A'Hearn and his fellow scientists expect the resulting crater to range in size from that of a house to a football stadium, and from two to fourteen stories deep. They expect to see ice and dust ejected from the crater, revealing pristine material beneath. The impact will not significantly affect the orbit of Tempel 1, which poses no threat to earth.

Deep Impact's flyby spacecraft will collect pictures and data of the event and send them back to Earth. There will also be many other "eyes" on the sky that night. NASA's Chandra, Hubble and Spitzer space telescopes will be observing from near-Earth space. Professional and amateur astronomers on Earth also will observe the comet before, during and after the formation of the crater.

The data from all these sources will be analyzed and combined with that from other comet missions to provide a better understanding of both the solar system's formation and the risk of comets some day colliding with Earth, as occurred in the distant past.

Recent Comet Missions

The Deep Impact mission is the eighth in NASA's Discovery Program and the third targeted at a comet.
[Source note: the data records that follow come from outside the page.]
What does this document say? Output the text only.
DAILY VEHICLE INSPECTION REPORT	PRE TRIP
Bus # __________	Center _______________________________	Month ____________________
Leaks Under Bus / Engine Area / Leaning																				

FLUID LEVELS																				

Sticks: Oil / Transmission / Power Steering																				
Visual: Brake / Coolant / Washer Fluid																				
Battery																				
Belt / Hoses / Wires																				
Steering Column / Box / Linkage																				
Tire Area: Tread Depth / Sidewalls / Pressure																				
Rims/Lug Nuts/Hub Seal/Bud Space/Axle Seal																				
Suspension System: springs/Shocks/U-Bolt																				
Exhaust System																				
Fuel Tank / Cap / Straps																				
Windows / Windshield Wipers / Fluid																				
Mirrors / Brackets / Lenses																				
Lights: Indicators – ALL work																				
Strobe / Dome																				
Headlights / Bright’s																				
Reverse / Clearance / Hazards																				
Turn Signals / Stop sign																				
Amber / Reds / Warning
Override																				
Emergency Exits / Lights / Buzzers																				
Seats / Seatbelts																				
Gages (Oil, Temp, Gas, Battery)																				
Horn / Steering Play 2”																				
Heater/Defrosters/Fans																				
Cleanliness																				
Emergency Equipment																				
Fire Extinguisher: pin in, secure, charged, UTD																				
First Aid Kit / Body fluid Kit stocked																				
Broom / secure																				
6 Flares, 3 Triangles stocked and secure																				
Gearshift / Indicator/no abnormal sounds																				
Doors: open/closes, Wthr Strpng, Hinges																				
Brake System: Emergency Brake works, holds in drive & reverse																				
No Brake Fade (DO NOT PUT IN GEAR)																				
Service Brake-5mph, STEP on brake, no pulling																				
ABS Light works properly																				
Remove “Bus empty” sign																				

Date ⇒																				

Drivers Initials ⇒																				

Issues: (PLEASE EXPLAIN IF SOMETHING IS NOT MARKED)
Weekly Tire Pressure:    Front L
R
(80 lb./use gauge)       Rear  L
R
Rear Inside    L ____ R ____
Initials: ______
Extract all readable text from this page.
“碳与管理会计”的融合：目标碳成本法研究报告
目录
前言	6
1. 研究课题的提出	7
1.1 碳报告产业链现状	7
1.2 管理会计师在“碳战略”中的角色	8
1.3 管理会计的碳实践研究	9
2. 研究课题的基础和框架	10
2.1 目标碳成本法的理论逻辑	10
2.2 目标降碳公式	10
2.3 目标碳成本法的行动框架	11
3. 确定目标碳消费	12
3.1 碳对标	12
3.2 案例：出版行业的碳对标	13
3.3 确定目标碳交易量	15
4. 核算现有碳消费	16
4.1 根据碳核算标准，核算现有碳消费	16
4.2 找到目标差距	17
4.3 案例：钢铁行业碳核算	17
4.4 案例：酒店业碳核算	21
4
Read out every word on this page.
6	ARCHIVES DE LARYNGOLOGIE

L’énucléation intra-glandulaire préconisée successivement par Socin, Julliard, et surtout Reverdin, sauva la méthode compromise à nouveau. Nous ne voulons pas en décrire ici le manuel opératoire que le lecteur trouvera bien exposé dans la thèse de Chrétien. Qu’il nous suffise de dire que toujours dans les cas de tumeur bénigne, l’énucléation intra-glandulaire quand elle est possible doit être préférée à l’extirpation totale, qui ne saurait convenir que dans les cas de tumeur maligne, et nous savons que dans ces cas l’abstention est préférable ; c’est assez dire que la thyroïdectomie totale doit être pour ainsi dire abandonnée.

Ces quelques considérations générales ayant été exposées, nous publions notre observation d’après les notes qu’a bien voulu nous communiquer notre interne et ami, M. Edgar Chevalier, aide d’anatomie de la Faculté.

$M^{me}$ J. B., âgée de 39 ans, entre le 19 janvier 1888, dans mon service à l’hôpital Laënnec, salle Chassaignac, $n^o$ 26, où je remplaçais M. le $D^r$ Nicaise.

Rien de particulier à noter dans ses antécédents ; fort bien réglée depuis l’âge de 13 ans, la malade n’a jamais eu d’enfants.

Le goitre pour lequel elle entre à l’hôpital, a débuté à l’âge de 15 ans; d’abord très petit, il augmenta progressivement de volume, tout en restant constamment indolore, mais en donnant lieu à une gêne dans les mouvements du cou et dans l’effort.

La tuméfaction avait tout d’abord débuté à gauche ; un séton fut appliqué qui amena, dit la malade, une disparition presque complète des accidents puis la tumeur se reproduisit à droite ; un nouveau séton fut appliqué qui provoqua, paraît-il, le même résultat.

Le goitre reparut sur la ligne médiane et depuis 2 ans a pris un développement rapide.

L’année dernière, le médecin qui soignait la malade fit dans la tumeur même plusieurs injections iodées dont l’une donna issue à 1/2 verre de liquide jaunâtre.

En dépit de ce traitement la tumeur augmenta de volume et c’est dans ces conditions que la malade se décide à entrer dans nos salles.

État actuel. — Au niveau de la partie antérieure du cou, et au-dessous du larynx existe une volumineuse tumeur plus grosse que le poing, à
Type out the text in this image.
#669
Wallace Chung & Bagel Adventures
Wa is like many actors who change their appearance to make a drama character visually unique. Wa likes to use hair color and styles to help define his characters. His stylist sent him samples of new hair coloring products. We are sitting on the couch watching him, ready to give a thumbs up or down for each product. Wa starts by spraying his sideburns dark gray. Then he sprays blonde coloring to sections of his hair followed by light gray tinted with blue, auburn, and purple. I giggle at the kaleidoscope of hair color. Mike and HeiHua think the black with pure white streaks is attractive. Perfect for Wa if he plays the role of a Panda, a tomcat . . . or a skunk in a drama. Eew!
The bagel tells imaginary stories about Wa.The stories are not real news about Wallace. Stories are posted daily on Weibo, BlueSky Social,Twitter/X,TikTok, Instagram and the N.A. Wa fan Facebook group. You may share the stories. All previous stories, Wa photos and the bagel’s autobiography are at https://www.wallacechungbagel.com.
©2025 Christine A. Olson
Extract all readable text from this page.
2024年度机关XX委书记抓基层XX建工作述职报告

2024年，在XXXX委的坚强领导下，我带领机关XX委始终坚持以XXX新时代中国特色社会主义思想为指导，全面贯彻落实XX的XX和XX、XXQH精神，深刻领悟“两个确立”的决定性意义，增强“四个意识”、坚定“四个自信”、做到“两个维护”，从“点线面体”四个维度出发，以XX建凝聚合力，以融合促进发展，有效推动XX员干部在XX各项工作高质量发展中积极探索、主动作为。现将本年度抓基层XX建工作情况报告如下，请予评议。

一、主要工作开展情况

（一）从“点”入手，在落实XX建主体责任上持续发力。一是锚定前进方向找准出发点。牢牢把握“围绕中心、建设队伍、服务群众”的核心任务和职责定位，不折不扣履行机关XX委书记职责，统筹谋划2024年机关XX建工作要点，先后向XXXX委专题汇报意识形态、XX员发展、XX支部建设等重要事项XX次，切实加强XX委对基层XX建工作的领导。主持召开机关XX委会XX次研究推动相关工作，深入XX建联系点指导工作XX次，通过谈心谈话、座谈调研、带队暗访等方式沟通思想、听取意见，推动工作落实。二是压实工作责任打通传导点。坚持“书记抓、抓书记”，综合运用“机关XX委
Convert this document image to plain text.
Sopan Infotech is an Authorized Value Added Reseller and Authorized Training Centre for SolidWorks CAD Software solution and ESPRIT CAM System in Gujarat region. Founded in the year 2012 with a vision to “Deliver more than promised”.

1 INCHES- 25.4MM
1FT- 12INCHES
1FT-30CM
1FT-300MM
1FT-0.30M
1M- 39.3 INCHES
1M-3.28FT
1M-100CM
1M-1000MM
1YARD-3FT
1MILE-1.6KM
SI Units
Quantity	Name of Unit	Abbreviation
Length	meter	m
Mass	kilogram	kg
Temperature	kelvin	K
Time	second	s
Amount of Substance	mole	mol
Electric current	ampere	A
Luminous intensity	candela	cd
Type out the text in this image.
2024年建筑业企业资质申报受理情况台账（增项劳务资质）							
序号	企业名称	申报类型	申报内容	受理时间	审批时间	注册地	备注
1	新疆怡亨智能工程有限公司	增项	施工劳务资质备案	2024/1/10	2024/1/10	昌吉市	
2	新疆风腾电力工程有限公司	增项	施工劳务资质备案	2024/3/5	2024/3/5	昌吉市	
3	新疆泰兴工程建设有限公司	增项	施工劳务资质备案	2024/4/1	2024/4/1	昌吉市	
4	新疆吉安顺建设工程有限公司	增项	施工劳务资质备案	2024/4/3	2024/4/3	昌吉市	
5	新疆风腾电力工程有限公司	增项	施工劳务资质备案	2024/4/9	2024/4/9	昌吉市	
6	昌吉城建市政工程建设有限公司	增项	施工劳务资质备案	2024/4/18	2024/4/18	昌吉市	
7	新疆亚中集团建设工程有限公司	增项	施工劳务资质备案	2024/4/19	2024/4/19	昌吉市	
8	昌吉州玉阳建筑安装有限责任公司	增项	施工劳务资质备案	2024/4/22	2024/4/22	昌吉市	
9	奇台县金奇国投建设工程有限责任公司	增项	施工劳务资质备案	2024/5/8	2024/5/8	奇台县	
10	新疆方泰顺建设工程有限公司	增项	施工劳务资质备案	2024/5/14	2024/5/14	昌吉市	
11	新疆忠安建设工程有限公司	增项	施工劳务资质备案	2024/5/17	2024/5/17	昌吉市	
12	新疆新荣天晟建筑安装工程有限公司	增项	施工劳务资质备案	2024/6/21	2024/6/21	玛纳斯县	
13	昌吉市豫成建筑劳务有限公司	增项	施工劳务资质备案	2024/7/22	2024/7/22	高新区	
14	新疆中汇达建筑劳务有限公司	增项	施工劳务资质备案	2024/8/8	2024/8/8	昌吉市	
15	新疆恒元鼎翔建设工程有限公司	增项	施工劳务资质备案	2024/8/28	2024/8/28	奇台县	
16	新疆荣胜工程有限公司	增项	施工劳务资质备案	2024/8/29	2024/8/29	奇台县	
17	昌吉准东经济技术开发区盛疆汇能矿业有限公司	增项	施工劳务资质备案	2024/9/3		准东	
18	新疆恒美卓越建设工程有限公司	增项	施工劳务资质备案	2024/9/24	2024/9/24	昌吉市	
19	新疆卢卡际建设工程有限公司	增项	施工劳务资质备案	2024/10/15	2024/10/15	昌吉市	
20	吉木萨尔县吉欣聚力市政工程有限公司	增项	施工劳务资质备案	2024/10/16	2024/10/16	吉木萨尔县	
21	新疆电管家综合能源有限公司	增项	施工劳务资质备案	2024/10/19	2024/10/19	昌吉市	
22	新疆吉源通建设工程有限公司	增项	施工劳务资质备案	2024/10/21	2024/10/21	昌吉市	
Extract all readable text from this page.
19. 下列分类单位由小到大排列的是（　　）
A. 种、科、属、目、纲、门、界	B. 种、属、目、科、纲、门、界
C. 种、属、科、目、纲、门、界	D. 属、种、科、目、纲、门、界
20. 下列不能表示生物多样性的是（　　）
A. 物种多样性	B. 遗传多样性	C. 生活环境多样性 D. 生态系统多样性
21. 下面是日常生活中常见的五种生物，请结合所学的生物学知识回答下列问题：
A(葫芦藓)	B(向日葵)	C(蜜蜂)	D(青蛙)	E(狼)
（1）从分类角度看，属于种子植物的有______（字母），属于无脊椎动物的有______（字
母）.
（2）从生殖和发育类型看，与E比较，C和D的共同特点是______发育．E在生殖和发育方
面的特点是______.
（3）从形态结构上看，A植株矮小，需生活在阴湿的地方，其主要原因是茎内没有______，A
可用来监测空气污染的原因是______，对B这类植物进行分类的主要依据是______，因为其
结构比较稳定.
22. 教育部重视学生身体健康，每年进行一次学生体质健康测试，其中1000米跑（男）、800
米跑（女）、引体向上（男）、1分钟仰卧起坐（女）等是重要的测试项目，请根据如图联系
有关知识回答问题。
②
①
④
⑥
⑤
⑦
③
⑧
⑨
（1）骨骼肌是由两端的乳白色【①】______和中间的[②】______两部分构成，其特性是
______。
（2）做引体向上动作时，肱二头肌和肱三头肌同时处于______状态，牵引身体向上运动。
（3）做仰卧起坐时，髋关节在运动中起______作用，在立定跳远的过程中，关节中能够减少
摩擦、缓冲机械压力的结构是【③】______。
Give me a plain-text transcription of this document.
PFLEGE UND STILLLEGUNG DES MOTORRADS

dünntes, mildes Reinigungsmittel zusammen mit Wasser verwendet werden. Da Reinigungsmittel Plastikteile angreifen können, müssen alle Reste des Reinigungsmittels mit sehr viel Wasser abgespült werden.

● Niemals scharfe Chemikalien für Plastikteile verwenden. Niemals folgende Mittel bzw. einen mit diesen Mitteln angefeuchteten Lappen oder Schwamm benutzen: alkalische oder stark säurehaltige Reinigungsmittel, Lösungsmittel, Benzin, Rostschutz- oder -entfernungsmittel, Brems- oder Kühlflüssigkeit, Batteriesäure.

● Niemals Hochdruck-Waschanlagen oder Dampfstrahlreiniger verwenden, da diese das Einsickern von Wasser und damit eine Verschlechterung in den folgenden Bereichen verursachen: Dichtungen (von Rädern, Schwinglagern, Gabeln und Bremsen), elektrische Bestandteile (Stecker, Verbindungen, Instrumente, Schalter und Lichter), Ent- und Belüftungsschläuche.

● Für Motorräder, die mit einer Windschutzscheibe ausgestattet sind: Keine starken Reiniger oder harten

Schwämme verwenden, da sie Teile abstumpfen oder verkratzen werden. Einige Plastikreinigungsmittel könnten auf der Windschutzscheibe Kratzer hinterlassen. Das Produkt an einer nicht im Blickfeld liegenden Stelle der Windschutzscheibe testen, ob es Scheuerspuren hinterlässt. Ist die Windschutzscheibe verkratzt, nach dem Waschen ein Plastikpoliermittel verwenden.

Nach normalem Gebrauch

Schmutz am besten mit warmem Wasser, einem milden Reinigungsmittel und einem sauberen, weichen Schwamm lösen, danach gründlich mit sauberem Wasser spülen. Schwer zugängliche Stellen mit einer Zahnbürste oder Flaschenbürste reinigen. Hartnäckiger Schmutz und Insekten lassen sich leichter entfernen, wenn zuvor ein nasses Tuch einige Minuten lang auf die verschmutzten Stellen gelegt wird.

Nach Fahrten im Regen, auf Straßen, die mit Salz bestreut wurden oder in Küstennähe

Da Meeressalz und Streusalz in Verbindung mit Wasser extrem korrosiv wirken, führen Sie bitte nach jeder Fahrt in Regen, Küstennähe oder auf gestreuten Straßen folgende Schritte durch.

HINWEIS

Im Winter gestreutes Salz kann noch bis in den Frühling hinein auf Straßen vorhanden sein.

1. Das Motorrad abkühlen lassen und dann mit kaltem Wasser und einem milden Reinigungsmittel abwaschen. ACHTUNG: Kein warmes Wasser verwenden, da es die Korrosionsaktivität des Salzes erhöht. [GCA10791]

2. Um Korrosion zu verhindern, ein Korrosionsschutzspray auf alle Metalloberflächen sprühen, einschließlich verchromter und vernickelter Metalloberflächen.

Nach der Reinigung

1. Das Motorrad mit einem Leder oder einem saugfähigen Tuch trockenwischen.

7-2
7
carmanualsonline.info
The Stardust mission, launched in February 1999, flew through the coma, or cloud, surrounding the nucleus of Comet Wild 2 in January 2004. It collected samples of cometary and interstellar dust, which will be returned to Earth for study in January 2006. The Comet Nucleus Tour, or CONTOUR, mission was launched in July 2002. Unfortunately, six weeks later, on Aug. 15, contact with the spacecraft was lost.

A European Space Agency mission, Rosetta, was launched in March 2004, on a trip to orbit comet 67P/Churyumov-Gerasimenko. In 2014, it is scheduled to deliver a scientific instrument package via a lander to the comet's surface.

To date, even basic properties such as mass and density have never been measured in a any cometary nucleus. Deep Impact will provide the first data probing below the surface of a cometary nucleus and should allow determination of the density of the surface layers. However, determining the mass and overall density of a comet will have to wait until Rosetta mission arrives at its destination.

The Deep Impact Team

A partnership among the University of Maryland, the Jet Propulsion Laboratory (JPL), and Ball Aerospace & Technologies Corp., is conducting the Deep Impact mission. The university, through Principal Investigator Michael A'Hearn, is responsible for the entire mission and directly manages the scientific effort, education and outreach, and the development of the instruments on the spacecraft. University of Maryland research scientist Lucy McFadden is a co-investigator and director of education and public outreach for the mission.

Other university members of the Deep Impact team include Dennis Wellnitz, faculty research scientist who was technical manager of the instrument contract; Stephanie McLaughlin, faculty research assistant in the department of astronomy and coordinator for Deep Impact's Small Telescope Science Program; Carey M. (Casey) Lisse, formerly a senior research scientist in the astronomy department and now with the John Hopkins Applied Physics Laboratory; Elizabeth Warner, director of the University of Maryland's campus observatory and Deep Impact website co-curator, liaison to the amateur astronomy community for the mission; and Olivier Groussin, Maryland research associate who is an expert on thermal models of the nucleus of Comet Tempel 1.

The full science team includes 11 other co-investigators and approximately three dozen other scientists and students. The Jet Propulsion Laboratory, through Project Manager Rick Grammier, provides overall project management and will carry out the in-flight operations. Ball Aerospace & Technologies Corp built both the spacecraft and the instruments.

The Discovery Program

Deep Impact is a mission in NASA's Discovery Program of moderately priced solar system exploration missions. Discovery missions are proposed by individual scientists and their chosen teams.

Using the results of peer reviews by both scientists and engineers, NASA has typically selected one or two new missions every two years. Deep Impact was selected from a proposal submitted in 1998. The cost for Deep Impact is $267 million, plus the cost of the launch.